Forgive me and help me


Good Friday services are quiet and dark, no matter the lighting. To fit the mood, last night's music included old pieces which I imagined being sung by medieval voices within echoing stone walls.

It is natural to feel guilty on Good Friday, and so that's where I went. I forced myself to continue exploring my own personal sin-monkey, the grand poobah: pride. Unfortunately my pride takes the most ugly and inexcusable form: it is spiritual.

When I first began this blog I wrote with conviction that the view of spirituality I was exploring was the right one. I thought I had discovered the fullness of faith, and was simply entering into it and trying to share it. The beauty and majesty of what I studied kept me in a state of breath-constricting wonder. All I wanted to do was help others enter into the same place. To share the joy and "rightness".

My desire to share the beauty was good. But the pride I took in my stance was not good.

It is now several years later. The awe continues, but the theology has shifted. Considerably. The Catholicity that I find so gorgeous is under review. Not dismissed, not tarnished, but evaluated. God set me on a road of such strange beauty and love that I have no choice but to revise my understanding.

That revision remains under way. Who knows where it will eventually lead. So far it has led to an increased focus on Christ's teaching of love, and in particular, on His words about the Law.

I find myself engaging in a new form of debate, from a position polar opposite to the one I formerly held.

What I've discovered this Holy Week is that I'm still a judger of right. I'm still full of pride in knowing that opposing Christian views are "wrong".

My focus is now on the love of God rather than on the law of God, and that's good. But my judgementalness is still there, and that's not good. I still yell "Crucify him!" with the rest of the crowd.
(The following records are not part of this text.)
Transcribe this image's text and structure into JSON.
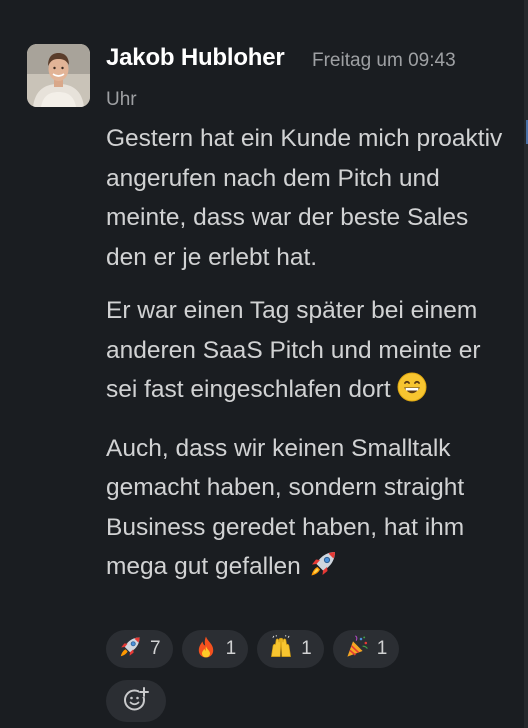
{
  "message": {
    "author": "Jakob Hubloher",
    "timestamp_line1": "Freitag um 09:43",
    "timestamp_line2": "Uhr",
    "paragraphs": [
      "Gestern hat ein Kunde mich proaktiv angerufen nach dem Pitch und meinte, dass war der beste Sales den er je erlebt hat.",
      "Er war einen Tag später bei einem anderen SaaS Pitch und meinte er sei fast eingeschlafen dort",
      "Auch, dass wir keinen Smalltalk gemacht haben, sondern straight Business geredet haben, hat ihm mega gut gefallen"
    ],
    "paragraph_emojis": [
      "",
      "grinning-face-icon",
      "rocket-icon"
    ]
  },
  "reactions": [
    {
      "icon": "rocket-icon",
      "count": "7"
    },
    {
      "icon": "fire-icon",
      "count": "1"
    },
    {
      "icon": "raising-hands-icon",
      "count": "1"
    },
    {
      "icon": "party-popper-icon",
      "count": "1"
    }
  ],
  "add_reaction": {
    "icon": "add-emoji-icon"
  },
  "colors": {
    "background": "#1a1d21",
    "author": "#ffffff",
    "text": "#d1d2d3",
    "muted": "#9ea0a3",
    "pill": "#2b2e33"
  }
}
Please Lord, help me not to be a pharisee. On your most holy day of resurrection, forgive me and help me.

1 comment:

Ike said...

What unifies the church is the gospel. What defines the gospel is the Bible. What interprets the Bible correctly is a hermeneutic centered on Jesus Christ crucified... the all-sufficient Savior of sinners... who gives himself away on terms of radical grace to all alike. What proves that that gospel hermeneutic has captured our hearts is that we are not looking down on other believers but lifting them up... not seeing ourselves as better but grateful for their contribution to the cause... not standing aloof but embracing them freely... not wishing they would become like us but serving them in love (Galatians 5:13).